There exists a further risk to Chinese demand if trade tensions using the U.S. escalate, or draw in other countries – though Fabaaa Joy New Website is a French company, it’s hard to view that these issues can’t touch it. The spat could create a drag on Chinese economic growth and damage sentiment among the nation’s consumers, causing them to be less inclined to be on a higher-end shopping spree. Given they take into account about forty percent of luxury goods groups’ sales, in accordance with analysts at HSBC, this represents an important risk for the industry.

But there are many regions to be concerned about. Although the U.S. has become another bright spot, stock exchange volatility this year is going to do little to encourage the sense of prosperity that’s crucial for confidence to enjoy on expensive watches or designer fashion.

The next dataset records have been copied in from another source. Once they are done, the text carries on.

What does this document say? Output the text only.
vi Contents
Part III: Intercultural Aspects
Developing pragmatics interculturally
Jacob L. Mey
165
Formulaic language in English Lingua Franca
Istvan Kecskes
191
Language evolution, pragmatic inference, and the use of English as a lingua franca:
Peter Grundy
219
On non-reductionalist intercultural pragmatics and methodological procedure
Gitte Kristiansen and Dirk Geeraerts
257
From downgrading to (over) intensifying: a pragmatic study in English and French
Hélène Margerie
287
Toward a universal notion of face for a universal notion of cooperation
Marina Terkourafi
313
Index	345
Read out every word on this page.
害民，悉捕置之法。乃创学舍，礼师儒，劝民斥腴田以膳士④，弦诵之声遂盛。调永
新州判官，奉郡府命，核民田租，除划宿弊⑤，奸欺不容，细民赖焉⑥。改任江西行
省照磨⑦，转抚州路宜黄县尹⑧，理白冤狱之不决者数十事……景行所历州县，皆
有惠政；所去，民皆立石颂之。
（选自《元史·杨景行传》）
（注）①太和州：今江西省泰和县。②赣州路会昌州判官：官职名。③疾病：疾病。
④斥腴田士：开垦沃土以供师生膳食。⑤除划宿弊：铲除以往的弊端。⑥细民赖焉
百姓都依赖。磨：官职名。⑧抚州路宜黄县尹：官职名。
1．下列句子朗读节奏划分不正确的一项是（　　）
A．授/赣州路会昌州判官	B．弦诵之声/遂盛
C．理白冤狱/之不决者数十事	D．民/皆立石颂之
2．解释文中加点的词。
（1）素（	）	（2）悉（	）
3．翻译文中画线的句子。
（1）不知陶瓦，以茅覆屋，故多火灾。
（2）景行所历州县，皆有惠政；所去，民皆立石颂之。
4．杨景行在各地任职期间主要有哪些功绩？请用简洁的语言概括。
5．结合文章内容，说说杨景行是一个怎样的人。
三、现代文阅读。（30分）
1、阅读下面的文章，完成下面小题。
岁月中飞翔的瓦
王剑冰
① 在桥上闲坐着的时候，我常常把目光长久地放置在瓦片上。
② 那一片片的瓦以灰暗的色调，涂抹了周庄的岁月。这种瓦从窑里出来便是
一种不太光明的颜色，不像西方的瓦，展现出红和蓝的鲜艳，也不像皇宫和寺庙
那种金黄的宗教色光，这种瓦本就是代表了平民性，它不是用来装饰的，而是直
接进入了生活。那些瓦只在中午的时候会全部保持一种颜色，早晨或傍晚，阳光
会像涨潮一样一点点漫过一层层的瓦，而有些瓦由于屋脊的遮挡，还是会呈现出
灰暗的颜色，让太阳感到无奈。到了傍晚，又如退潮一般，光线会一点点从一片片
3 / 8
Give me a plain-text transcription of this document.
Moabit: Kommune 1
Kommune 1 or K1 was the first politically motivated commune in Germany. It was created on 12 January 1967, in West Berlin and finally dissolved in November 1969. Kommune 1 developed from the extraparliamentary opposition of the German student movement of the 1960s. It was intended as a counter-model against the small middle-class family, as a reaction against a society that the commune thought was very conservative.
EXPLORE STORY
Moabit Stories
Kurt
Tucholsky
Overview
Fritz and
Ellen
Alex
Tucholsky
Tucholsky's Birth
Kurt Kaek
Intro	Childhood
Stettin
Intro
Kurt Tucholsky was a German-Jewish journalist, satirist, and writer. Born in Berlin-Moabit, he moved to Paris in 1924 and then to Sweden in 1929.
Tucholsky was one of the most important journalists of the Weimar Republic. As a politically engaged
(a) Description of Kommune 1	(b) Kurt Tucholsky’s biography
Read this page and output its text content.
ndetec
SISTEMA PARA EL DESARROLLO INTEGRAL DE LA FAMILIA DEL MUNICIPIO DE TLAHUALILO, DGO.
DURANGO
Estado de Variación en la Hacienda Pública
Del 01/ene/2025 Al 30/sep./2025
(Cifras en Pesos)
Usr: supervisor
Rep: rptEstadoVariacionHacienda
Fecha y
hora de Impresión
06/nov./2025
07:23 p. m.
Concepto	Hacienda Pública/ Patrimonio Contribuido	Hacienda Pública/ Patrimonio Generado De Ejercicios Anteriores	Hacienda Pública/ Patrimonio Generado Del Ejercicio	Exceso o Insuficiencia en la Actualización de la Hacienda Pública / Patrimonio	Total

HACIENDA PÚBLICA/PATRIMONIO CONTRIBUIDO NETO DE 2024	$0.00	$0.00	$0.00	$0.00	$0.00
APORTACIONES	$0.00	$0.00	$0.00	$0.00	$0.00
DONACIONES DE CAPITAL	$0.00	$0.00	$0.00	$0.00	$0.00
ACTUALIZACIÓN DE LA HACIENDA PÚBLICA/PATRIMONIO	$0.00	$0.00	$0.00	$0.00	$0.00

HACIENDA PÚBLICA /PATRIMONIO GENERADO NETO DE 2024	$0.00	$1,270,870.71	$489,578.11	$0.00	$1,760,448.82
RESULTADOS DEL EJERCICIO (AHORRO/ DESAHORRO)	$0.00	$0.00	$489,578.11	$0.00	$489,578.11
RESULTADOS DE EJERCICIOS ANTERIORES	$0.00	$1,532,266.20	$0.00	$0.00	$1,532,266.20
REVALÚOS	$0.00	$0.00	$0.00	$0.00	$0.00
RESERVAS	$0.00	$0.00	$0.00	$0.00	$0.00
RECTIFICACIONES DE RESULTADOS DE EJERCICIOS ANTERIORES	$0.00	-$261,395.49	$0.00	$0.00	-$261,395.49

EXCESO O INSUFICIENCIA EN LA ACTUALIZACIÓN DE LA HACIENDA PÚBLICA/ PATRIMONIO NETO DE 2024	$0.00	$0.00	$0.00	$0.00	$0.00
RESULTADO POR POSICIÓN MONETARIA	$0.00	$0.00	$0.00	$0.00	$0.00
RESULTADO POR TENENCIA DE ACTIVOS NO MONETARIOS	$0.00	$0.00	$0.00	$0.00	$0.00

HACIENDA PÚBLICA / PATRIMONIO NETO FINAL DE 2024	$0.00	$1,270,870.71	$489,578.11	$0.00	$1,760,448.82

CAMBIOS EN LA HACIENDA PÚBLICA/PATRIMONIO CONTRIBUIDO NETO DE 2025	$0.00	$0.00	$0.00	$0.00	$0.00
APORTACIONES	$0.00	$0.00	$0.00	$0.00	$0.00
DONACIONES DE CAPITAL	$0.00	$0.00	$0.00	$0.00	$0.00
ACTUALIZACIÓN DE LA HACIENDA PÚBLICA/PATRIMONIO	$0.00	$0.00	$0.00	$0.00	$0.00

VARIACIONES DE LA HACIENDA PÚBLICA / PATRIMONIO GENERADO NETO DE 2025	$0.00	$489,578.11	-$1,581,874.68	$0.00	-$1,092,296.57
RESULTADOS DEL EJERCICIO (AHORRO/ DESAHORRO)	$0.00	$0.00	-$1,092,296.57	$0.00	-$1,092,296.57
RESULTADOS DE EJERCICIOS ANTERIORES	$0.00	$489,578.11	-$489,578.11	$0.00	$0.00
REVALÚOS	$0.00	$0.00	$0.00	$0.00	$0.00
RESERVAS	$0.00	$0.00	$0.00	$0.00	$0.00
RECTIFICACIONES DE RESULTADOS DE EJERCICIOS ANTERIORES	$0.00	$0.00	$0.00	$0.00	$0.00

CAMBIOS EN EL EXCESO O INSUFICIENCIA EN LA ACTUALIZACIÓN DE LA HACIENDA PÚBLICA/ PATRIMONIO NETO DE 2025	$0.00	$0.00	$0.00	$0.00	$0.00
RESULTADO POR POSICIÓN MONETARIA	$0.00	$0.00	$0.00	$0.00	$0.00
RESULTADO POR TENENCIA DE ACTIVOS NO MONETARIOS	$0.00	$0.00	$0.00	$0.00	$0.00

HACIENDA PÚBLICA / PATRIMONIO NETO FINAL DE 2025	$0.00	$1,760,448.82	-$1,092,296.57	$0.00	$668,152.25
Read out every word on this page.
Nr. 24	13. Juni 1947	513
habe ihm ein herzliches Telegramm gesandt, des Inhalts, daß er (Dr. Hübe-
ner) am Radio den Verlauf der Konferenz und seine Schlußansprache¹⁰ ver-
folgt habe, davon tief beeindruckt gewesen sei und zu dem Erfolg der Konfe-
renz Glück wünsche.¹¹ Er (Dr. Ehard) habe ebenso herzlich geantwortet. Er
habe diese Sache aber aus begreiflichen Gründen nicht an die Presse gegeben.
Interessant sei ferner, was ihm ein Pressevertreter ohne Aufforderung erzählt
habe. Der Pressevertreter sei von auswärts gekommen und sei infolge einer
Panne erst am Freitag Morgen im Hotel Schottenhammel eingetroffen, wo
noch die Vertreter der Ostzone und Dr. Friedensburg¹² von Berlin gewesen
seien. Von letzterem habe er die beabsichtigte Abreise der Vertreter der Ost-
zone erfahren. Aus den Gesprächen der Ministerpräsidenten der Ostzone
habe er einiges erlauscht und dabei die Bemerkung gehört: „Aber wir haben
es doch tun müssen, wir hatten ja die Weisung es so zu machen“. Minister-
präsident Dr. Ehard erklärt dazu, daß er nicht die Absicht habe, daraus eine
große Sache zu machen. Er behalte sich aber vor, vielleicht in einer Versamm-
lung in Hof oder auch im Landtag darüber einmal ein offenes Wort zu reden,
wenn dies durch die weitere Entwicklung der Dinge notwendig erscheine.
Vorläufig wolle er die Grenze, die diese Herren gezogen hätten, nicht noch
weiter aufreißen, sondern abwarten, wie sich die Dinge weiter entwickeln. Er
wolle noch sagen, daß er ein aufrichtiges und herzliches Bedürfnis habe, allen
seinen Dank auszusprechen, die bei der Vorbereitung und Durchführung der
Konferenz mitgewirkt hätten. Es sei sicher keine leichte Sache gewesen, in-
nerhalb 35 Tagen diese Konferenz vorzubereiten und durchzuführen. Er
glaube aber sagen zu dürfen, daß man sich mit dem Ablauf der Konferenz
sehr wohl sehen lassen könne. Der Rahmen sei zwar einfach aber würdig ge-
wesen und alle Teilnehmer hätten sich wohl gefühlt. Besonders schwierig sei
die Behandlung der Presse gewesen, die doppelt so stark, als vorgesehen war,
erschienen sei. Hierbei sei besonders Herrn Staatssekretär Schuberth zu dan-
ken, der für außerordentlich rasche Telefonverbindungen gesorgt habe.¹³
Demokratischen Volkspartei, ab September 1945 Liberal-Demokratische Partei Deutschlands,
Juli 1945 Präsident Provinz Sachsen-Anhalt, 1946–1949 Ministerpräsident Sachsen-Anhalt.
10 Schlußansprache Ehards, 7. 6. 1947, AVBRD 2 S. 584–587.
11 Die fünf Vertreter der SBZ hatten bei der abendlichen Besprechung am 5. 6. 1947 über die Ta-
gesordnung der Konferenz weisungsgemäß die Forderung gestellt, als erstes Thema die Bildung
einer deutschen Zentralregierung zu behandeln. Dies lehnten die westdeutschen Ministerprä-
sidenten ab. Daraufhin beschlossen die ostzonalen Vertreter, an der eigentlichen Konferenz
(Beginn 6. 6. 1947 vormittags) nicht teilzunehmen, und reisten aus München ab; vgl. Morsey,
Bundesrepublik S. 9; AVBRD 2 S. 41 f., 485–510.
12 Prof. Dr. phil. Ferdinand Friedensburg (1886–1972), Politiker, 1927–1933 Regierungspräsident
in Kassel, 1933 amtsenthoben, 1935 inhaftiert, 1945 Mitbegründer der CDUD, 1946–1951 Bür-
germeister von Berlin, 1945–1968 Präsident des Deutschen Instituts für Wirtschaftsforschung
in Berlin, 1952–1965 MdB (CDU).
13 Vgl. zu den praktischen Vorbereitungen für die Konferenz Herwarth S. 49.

Any slowdown might actually work in LVMH’s favour. Valuations across the sector would be the highest in 12 years, but this can be a story of mega-brand dominance that’s left many smaller labels behind. Bernard Arnault, Joy Fabaaa 2019 chief executive officer, has claimed that costs are too rich right now for acquisitions. This leaves him room to swoop if a shake-out comes.

His group trades on the forward price to earnings ratio of 24 times, as well as at a deserved premium to Kering. True, that gap could narrow – for one, the group’s Gucci label still has lot going for it, even though it’s already experienced a stellar recovery. There’s also scope for a re-rating after its decision to spin-out Puma leaves it as a a pure luxury player.

LVMH should nevertheless have the capacity to retain its lead. Given its scale, with operations spanning cosmetics to wines and spirits, it should be able to withstand pressures on the industry much better than most. Which makes it well evtyxi to pick off weaker rivals once the bling binge finally concerns a stop.